Ma anche il tema del carcere e della libertà. “Con l’associazione Incontro e presenza faccio esperienza di volontariato nelle carceri di Opera, Bollate a San Vittore. Da questi incontri sono nate alcune storie, come quella dei detenuti che realizzano le ostie attraverso laboratori eucaristici, o del ragazzo che fa il master in Bocconi dopo aver trovato nello studio la molla per ripartire, o ancora la storia di chi, dopo essere stato un trafficante internazionale, è volontario nel centro antidroga e capisce tutto il dolore che ha causato”.

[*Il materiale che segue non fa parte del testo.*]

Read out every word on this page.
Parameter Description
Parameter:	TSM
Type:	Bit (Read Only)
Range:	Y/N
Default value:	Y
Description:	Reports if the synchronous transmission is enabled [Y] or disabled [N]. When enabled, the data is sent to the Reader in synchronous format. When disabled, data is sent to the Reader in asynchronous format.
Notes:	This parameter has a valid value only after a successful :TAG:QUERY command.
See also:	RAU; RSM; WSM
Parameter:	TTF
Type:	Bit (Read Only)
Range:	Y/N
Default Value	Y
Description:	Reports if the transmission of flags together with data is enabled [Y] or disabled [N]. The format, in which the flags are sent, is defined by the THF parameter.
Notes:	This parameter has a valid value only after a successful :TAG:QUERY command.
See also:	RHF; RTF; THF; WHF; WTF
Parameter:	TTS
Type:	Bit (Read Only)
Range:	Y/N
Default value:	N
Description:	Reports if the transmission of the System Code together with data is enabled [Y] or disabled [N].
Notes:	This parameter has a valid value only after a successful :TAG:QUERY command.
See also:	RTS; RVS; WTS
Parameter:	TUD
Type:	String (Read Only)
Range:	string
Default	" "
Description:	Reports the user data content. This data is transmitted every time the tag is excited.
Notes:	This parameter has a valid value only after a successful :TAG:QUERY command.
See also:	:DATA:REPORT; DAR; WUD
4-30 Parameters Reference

Non mancano esempi di migrazione circolare, con i migranti che ritornano a casa per aiutare lo sviluppo del proprio paese, nel caso di Seny, protagonista di un’altra storia, far nascere cooperative agricole in Africa, dopo aver imparato il mestiere in Sicilia.

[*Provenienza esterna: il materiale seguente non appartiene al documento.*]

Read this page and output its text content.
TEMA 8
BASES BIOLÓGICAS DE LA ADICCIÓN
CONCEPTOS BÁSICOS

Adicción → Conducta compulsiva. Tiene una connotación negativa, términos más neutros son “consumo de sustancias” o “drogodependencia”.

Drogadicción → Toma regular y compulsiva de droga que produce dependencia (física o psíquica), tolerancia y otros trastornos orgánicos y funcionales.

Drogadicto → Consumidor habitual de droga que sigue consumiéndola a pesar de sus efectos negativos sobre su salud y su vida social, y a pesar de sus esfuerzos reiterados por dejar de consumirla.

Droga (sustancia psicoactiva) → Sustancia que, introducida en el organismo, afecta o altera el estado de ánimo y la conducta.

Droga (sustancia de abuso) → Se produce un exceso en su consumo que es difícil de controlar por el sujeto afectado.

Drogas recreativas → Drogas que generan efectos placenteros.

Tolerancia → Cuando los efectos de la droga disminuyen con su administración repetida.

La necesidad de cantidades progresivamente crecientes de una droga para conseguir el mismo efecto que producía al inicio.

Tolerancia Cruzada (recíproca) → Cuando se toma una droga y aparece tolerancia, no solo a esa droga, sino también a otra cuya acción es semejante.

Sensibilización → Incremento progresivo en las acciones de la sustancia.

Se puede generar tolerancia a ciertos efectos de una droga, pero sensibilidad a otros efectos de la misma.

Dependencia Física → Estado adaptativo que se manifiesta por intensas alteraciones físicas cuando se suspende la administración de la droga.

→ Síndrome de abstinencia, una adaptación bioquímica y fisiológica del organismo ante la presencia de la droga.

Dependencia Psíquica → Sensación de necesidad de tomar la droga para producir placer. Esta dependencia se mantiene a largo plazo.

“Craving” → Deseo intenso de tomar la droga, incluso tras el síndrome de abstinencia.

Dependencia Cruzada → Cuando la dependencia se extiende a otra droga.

Un libro utile in questo periodo buio. “Siamo reduci da tre anni di covid e non è ancora finito, basta guardare cosa sta accadendo in Cina. C’è la guerra, che un anno fa era assolutamente impensabile. Ci sono preoccupazioni economiche. Le mie sono storie di persone che si sono rialzate dopo le cadute, ma anche di persone che hanno avuto la possibilità di dare un significato al momento di dolore. Ripartenza non significa sempre lieto fine. Ripartenza nel senso di capire perché siamo al mondo e che la vita ha significato in ogni suo aspetto, anche in quelli più complicati”, continua Paolucci, che educa senza la volontà di educare, ma con la straordinaria bellezza che nulla pretende se non condurre in maniera gentile il lettore a maturare uno sguardo attento a cogliere i segni in cui Dio è presente nella nostra vita. “È molto importante essere attenti ai segni, siano persone, fatti o luoghi, che sono punti di luce nel buio”.
Il capitolo dedicato all’esperienza di Kayros, la comunità fondata a Vimodrone da don Claudio Burgio, cappellano del carcere minorile Cesare Beccaria, è di grande attualità perché accoglie ragazzi che provengono dall’Istituto di pena dove in questi giorni si è verificata la clamorosa maxi evasione. “Don Burgio non impone regole ma scommette sulla libertà. Questi ragazzi hanno un kayros, un’occasione, una possibilità di cambiamento e sta a loro usarla bene, con responsabilità. La vita è piena di kayros, bisogna avere lo sguardo e la mente aperti per capire che Dio ci raggiunge attraverso dei segni. Nella vita di ciascuno di noi, come dice Daniele Mencarelli nella prefazione, almeno per un secondo compare una mano che ci prende e ci mette su una via fatta di salvezza. Sta a noi percorrerla o meno. L’amore di Dio ha bisogno di una risposta, non è un amore imposto, ma si compie nella nostra libertà. Se la nostra libertà non si mette in azione, Dio ci può passare accanto senza che noi ce ne accorgiamo”.
Ma perché l’uomo cade? “Perché non è infrangibile. La fragilità ci appartiene, fa parte della nostra natura. Comunque non ci definisce. Noi siamo più del nostro errore, più del nostro sbaglio, più della nostra malattia”, conclude.
L’uomo non è il suo errore, direbbe don Benzi.